Voting as a unified bloc and with the tie-breaking vote cast by Vice President Kamala Harris, Democrats approved the $430-billion spending plan, which will go to the House of Representatives next week, where it is expected to pass before being signed into law by Biden.
The plan, crafted in sensitive talks with members on the right wing of his Democratic Party, would include the biggest U.S. investment ever on climate - $370 billion aimed at effecting a 40 percent drop in greenhouse gas emissions by 2030.
That would give Biden a clear victory on one of his top agenda items and go some way toward restoring US leadership in meeting the global climate challenge.
Biden hailed the passage of the bill, highlighting the work that went into it -- and acknowledging that not everyone is happy with the final result.
“It required many compromises. Doing important things almost always does. The House should pass this as soon as possible and I look forward to signing it into law,” the president said in a statement.
The bill, officially known as the “Inflation Reduction Act”, passed the Senate with no Republicans voting in favor.
Conservative lawmakers have criticized the bill as wasteful spending, with top Republican Senator Mitch McConnell accusing Democrats of voting to “double down on their economic disaster.”
The bill would provide Americans with a tax credit of up to $7,500 when purchasing an electric car, plus a 30 percent discount when they install solar panels on their roofs.

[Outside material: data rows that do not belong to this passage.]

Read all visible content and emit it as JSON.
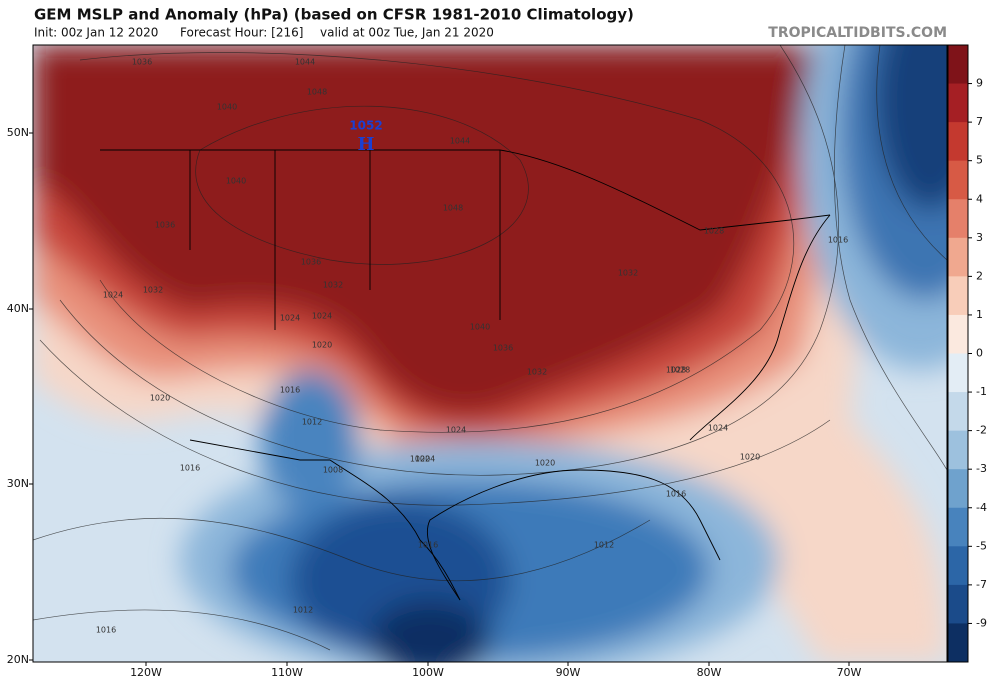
{
  "header": {
    "title": "GEM MSLP and Anomaly (hPa) (based on CFSR 1981-2010 Climatology)",
    "init": "Init: 00z Jan 12 2020",
    "forecast_hour": "Forecast Hour: [216]",
    "valid": "valid at 00z Tue, Jan 21 2020",
    "site": "TROPICALTIDBITS.COM"
  },
  "map": {
    "latitude_labels": [
      "50N",
      "40N",
      "30N",
      "20N"
    ],
    "longitude_labels": [
      "120W",
      "110W",
      "100W",
      "90W",
      "80W",
      "70W"
    ],
    "high_center": {
      "value": "1052",
      "letter": "H"
    },
    "isobar_labels": [
      "1036",
      "1044",
      "1048",
      "1040",
      "1044",
      "1040",
      "1036",
      "1048",
      "1028",
      "1016",
      "1024",
      "1032",
      "1036",
      "1032",
      "1024",
      "1024",
      "1020",
      "1032",
      "1040",
      "1036",
      "1032",
      "1028",
      "1024",
      "1020",
      "1020",
      "1016",
      "1012",
      "1008",
      "1020",
      "1016",
      "1024",
      "1020",
      "1016",
      "1016",
      "1012",
      "1012",
      "1016",
      "1024",
      "1028"
    ]
  },
  "colorbar": {
    "labels": [
      9,
      7,
      5,
      4,
      3,
      2,
      1,
      0,
      -1,
      -2,
      -3,
      -4,
      -5,
      -7,
      -9
    ]
  }
}
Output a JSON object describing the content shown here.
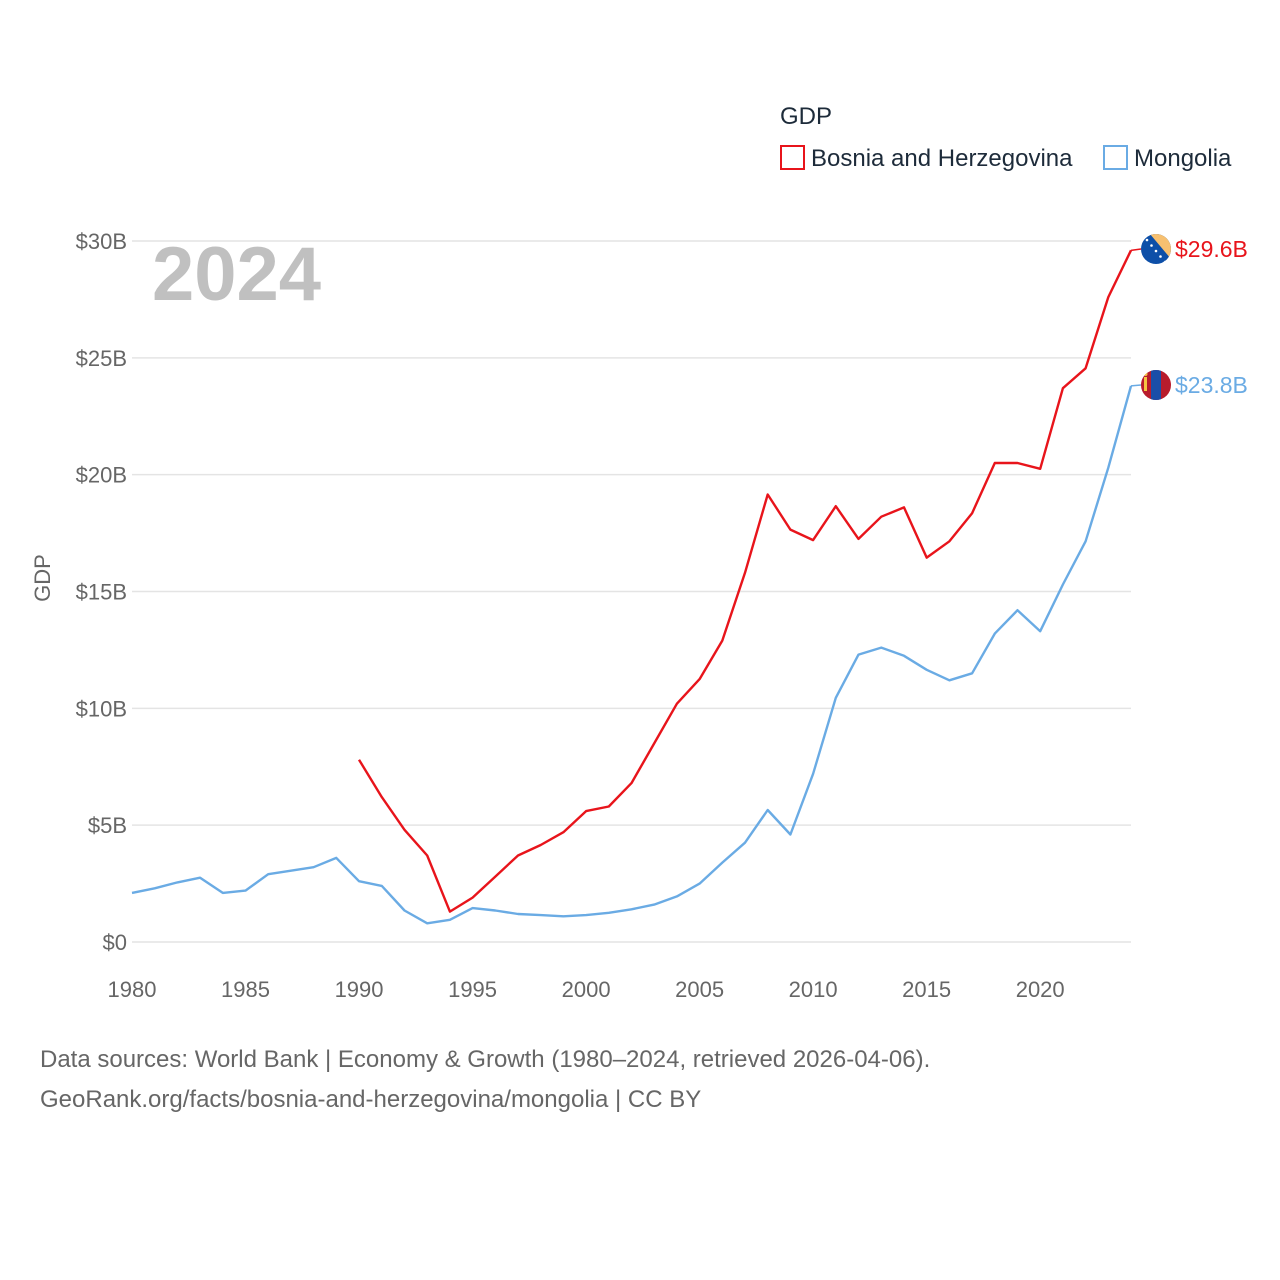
{
  "chart_data": {
    "type": "line",
    "title": "",
    "legend_title": "GDP",
    "year_label": "2024",
    "ylabel": "GDP",
    "xlabel": "",
    "xlim": [
      1980,
      2024
    ],
    "ylim": [
      0,
      30
    ],
    "x_ticks": [
      "1980",
      "1985",
      "1990",
      "1995",
      "2000",
      "2005",
      "2010",
      "2015",
      "2020"
    ],
    "y_ticks": [
      "$0",
      "$5B",
      "$10B",
      "$15B",
      "$20B",
      "$25B",
      "$30B"
    ],
    "grid": true,
    "legend_position": "top-right",
    "series": [
      {
        "name": "Bosnia and Herzegovina",
        "color": "#e8141b",
        "end_label": "$29.6B",
        "flag": "bosnia-flag-icon",
        "x": [
          1990,
          1991,
          1992,
          1993,
          1994,
          1995,
          1996,
          1997,
          1998,
          1999,
          2000,
          2001,
          2002,
          2003,
          2004,
          2005,
          2006,
          2007,
          2008,
          2009,
          2010,
          2011,
          2012,
          2013,
          2014,
          2015,
          2016,
          2017,
          2018,
          2019,
          2020,
          2021,
          2022,
          2023,
          2024
        ],
        "values": [
          7.8,
          6.2,
          4.8,
          3.7,
          1.3,
          1.9,
          2.8,
          3.7,
          4.15,
          4.7,
          5.6,
          5.8,
          6.8,
          8.5,
          10.2,
          11.25,
          12.9,
          15.8,
          19.15,
          17.65,
          17.2,
          18.65,
          17.25,
          18.2,
          18.6,
          16.45,
          17.15,
          18.35,
          20.5,
          20.5,
          20.25,
          23.7,
          24.55,
          27.6,
          29.6
        ]
      },
      {
        "name": "Mongolia",
        "color": "#6aabe4",
        "end_label": "$23.8B",
        "flag": "mongolia-flag-icon",
        "x": [
          1980,
          1981,
          1982,
          1983,
          1984,
          1985,
          1986,
          1987,
          1988,
          1989,
          1990,
          1991,
          1992,
          1993,
          1994,
          1995,
          1996,
          1997,
          1998,
          1999,
          2000,
          2001,
          2002,
          2003,
          2004,
          2005,
          2006,
          2007,
          2008,
          2009,
          2010,
          2011,
          2012,
          2013,
          2014,
          2015,
          2016,
          2017,
          2018,
          2019,
          2020,
          2021,
          2022,
          2023,
          2024
        ],
        "values": [
          2.1,
          2.3,
          2.55,
          2.75,
          2.1,
          2.2,
          2.9,
          3.05,
          3.2,
          3.6,
          2.6,
          2.4,
          1.35,
          0.8,
          0.95,
          1.45,
          1.35,
          1.2,
          1.15,
          1.1,
          1.15,
          1.25,
          1.4,
          1.6,
          1.95,
          2.5,
          3.4,
          4.25,
          5.65,
          4.6,
          7.2,
          10.45,
          12.3,
          12.6,
          12.25,
          11.65,
          11.2,
          11.5,
          13.2,
          14.2,
          13.3,
          15.3,
          17.15,
          20.3,
          23.8
        ]
      }
    ]
  },
  "footer": {
    "line1": "Data sources: World Bank | Economy & Growth (1980–2024, retrieved 2026-04-06).",
    "line2": "GeoRank.org/facts/bosnia-and-herzegovina/mongolia | CC BY"
  }
}
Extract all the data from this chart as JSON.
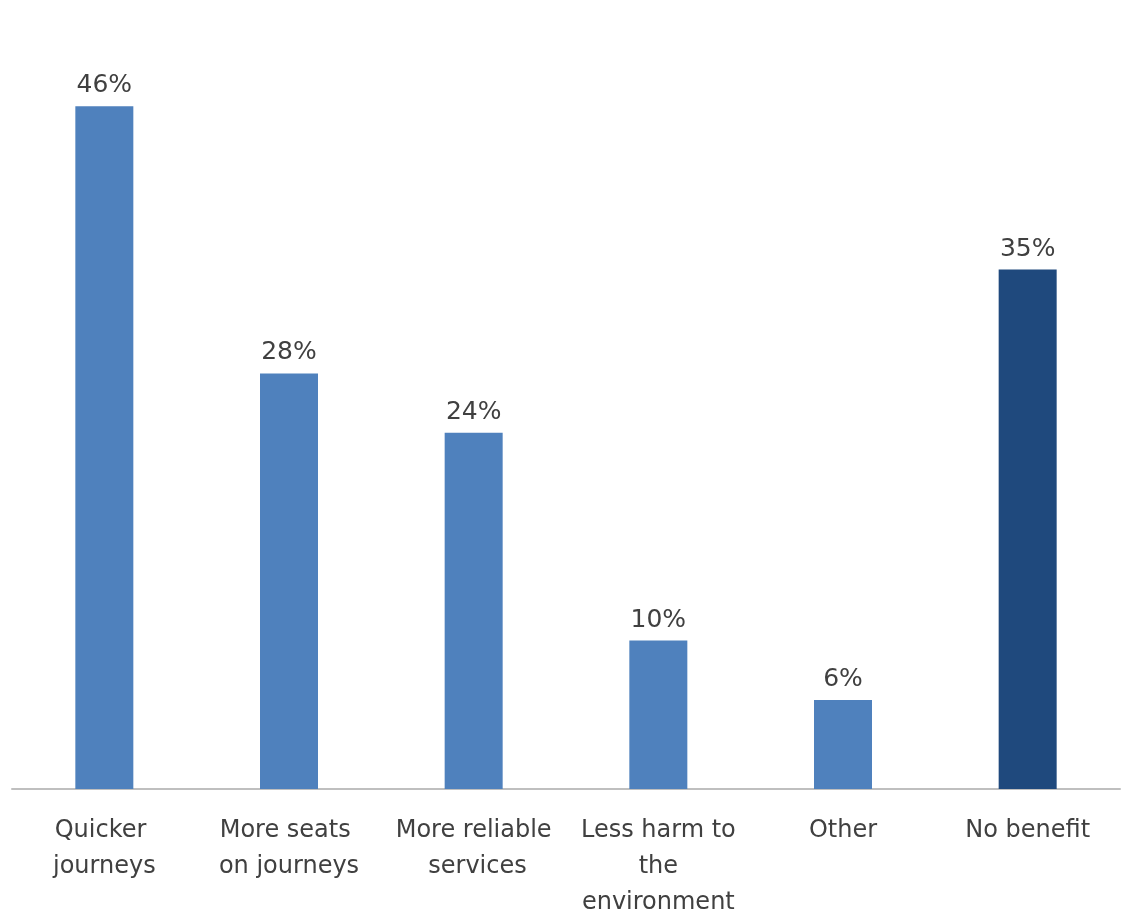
{
  "chart_data": {
    "type": "bar",
    "categories": [
      "Quicker journeys",
      "More seats on journeys",
      "More reliable services",
      "Less harm to the environment",
      "Other",
      "No benefit"
    ],
    "values": [
      46,
      28,
      24,
      10,
      6,
      35
    ],
    "colors": [
      "#4f81bd",
      "#4f81bd",
      "#4f81bd",
      "#4f81bd",
      "#4f81bd",
      "#1f497d"
    ],
    "value_labels": [
      "46%",
      "28%",
      "24%",
      "10%",
      "6%",
      "35%"
    ]
  }
}
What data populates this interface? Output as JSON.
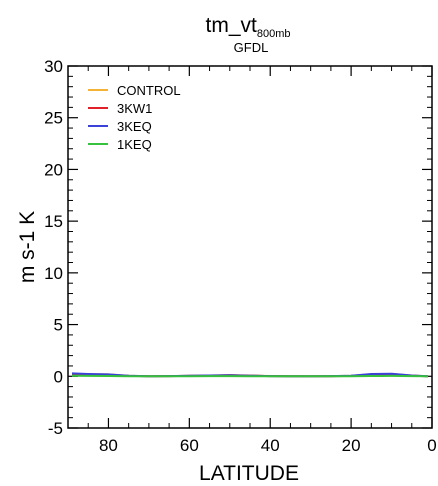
{
  "chart_data": {
    "type": "line",
    "title_main": "tm_vt",
    "title_subscript": "800mb",
    "subtitle": "GFDL",
    "xlabel": "LATITUDE",
    "ylabel": "m s-1 K",
    "xlim": [
      90,
      0
    ],
    "ylim": [
      -5,
      30
    ],
    "x_ticks": [
      80,
      60,
      40,
      20,
      0
    ],
    "y_ticks": [
      -5,
      0,
      5,
      10,
      15,
      20,
      25,
      30
    ],
    "grid": false,
    "legend_position": "top-left",
    "x": [
      89,
      85,
      80,
      75,
      70,
      65,
      60,
      55,
      50,
      45,
      40,
      35,
      30,
      25,
      20,
      15,
      10,
      5,
      1
    ],
    "series": [
      {
        "name": "CONTROL",
        "color": "#f5b335",
        "values": [
          0.25,
          0.2,
          0.18,
          0.05,
          0.0,
          0.02,
          0.05,
          0.08,
          0.12,
          0.08,
          0.03,
          0.02,
          0.0,
          0.02,
          0.05,
          0.2,
          0.22,
          0.08,
          0.0
        ]
      },
      {
        "name": "3KW1",
        "color": "#e2202a",
        "values": [
          0.2,
          0.18,
          0.15,
          0.04,
          0.0,
          0.02,
          0.04,
          0.06,
          0.1,
          0.06,
          0.02,
          0.01,
          0.0,
          0.01,
          0.04,
          0.15,
          0.18,
          0.06,
          0.0
        ]
      },
      {
        "name": "3KEQ",
        "color": "#3b42d8",
        "values": [
          0.28,
          0.22,
          0.18,
          0.05,
          0.0,
          0.02,
          0.05,
          0.08,
          0.1,
          0.06,
          0.02,
          0.01,
          0.0,
          0.02,
          0.06,
          0.22,
          0.25,
          0.08,
          0.0
        ]
      },
      {
        "name": "1KEQ",
        "color": "#36c23c",
        "values": [
          0.05,
          0.04,
          0.03,
          0.01,
          0.0,
          0.0,
          0.01,
          0.02,
          0.02,
          0.01,
          0.0,
          0.0,
          0.0,
          0.0,
          0.01,
          0.03,
          0.04,
          0.02,
          0.0
        ]
      }
    ]
  }
}
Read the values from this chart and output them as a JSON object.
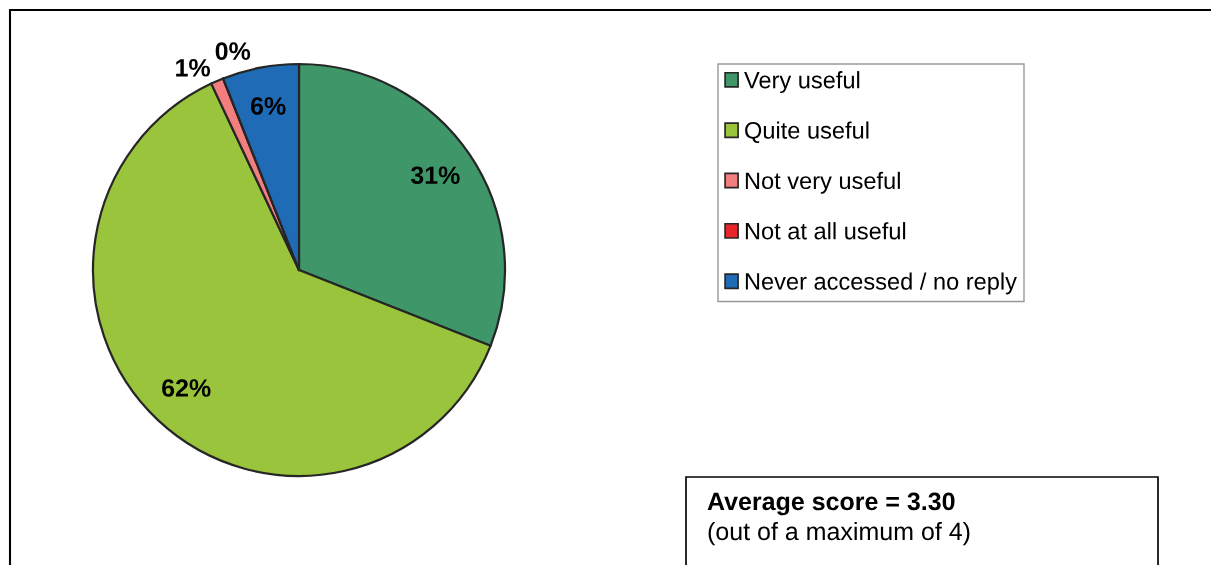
{
  "chart_data": {
    "type": "pie",
    "categories": [
      "Very useful",
      "Quite useful",
      "Not very useful",
      "Not at all useful",
      "Never accessed / no reply"
    ],
    "values": [
      31,
      62,
      1,
      0,
      6
    ],
    "colors": [
      "#3e9669",
      "#9ac43c",
      "#f27e80",
      "#e8262a",
      "#1f6bb5"
    ],
    "value_labels": [
      "31%",
      "62%",
      "1%",
      "0%",
      "6%"
    ],
    "legend": "top right",
    "annotations": [
      "Average score = 3.30",
      "(out of a maximum of 4)"
    ]
  }
}
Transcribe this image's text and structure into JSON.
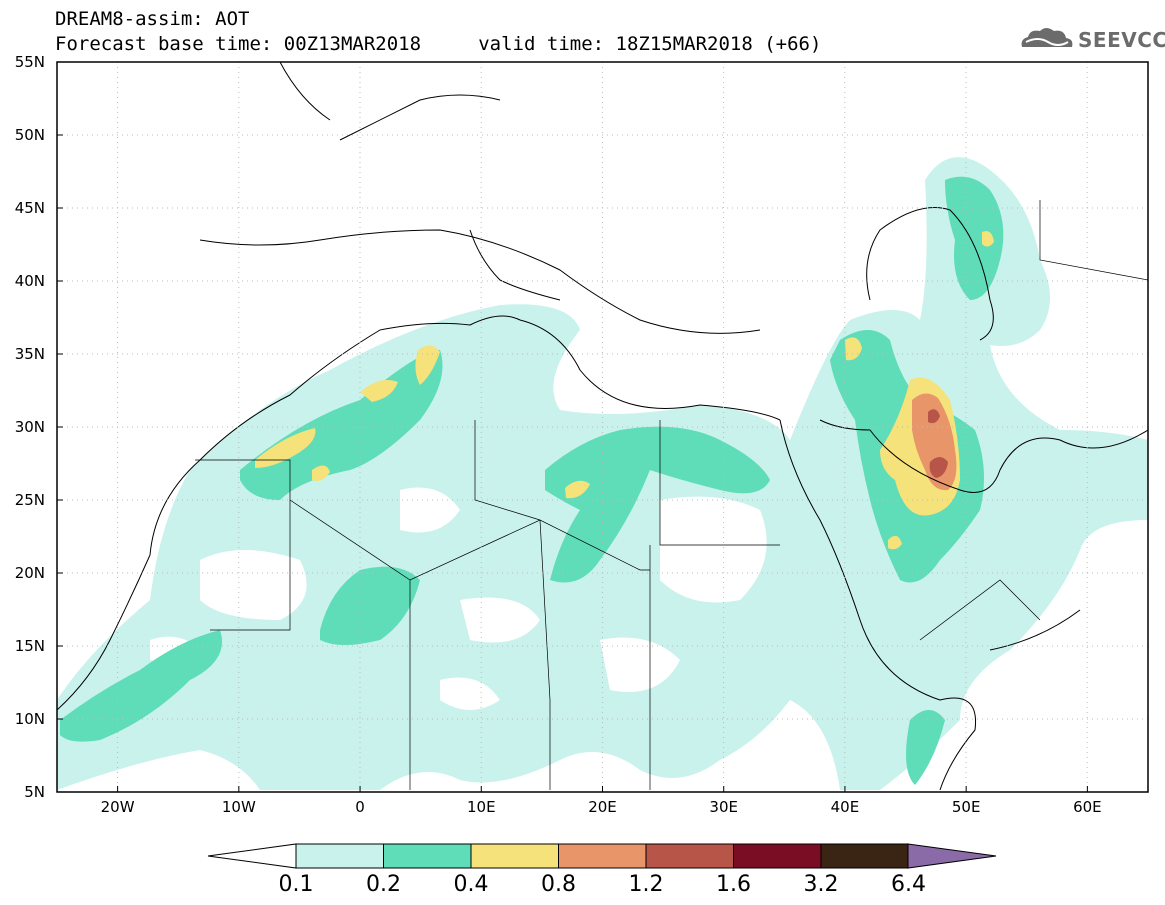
{
  "header": {
    "line1": "DREAM8-assim: AOT",
    "line2": "Forecast base time: 00Z13MAR2018     valid time: 18Z15MAR2018 (+66)",
    "logo_text": "SEEVCCC"
  },
  "map": {
    "lon_range": [
      -25,
      65
    ],
    "lat_range": [
      5,
      55
    ],
    "lon_ticks": [
      "20W",
      "10W",
      "0",
      "10E",
      "20E",
      "30E",
      "40E",
      "50E",
      "60E"
    ],
    "lat_ticks": [
      "5N",
      "10N",
      "15N",
      "20N",
      "25N",
      "30N",
      "35N",
      "40N",
      "45N",
      "50N",
      "55N"
    ],
    "field": "AOT"
  },
  "colorbar": {
    "levels": [
      "0.1",
      "0.2",
      "0.4",
      "0.8",
      "1.2",
      "1.6",
      "3.2",
      "6.4"
    ],
    "colors": [
      "#c9f2ec",
      "#5fdcb8",
      "#f5e27a",
      "#e9956a",
      "#b65548",
      "#7a0d24",
      "#3a2414",
      "#8b6aa8"
    ]
  }
}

But the Alliance for Automotive Innovation, a group representing major automakers, on Sunday said that most cars would not meet the bill’s electric vehicle tax credit requirements, calling it a “missed opportunity.”
The legislation would also provide millions to help protect and conserve forests -- which have been increasingly ravaged in recent years by wildfires during record heat waves that scientists say are linked to global warming.
Billions of dollars in tax credits would also go to some of the country’s worst-polluting industries to help their transition to greener methods -- a measure bitterly opposed by some liberal Democrats who have, however, accepted this as a least-bad alternative after months of frustration.
The bill would provide $64 billion for health care initiatives and ensure a lowering of some drug costs -- which can be 10 times more expensive in the United States than in some other rich countries.
But progressive Democrats long ago had to give up their ambitions for free preschool and community colleges and expanded health care for the elderly.
“Millions of seniors will continue to have rotten teeth and lack the dentures, hearing aids or eyeglasses that they deserve,” Sanders said from the Senate floor.
“This bill, as currently written, does nothing to address it.” But fellow Democrats, eager to pass the legislation ahead of November midterms when control of Congress is at stake, have rejected any change in the text.
To help offset the plan’s massive spending, it would reduce the US deficit through a new 15-percent minimum tax on companies with profits of $1 billion or more -- a move targeting some that now pay far less.
That measure could generate more than $258 billion in tax receipts for the government over the next 10 years, by some estimates.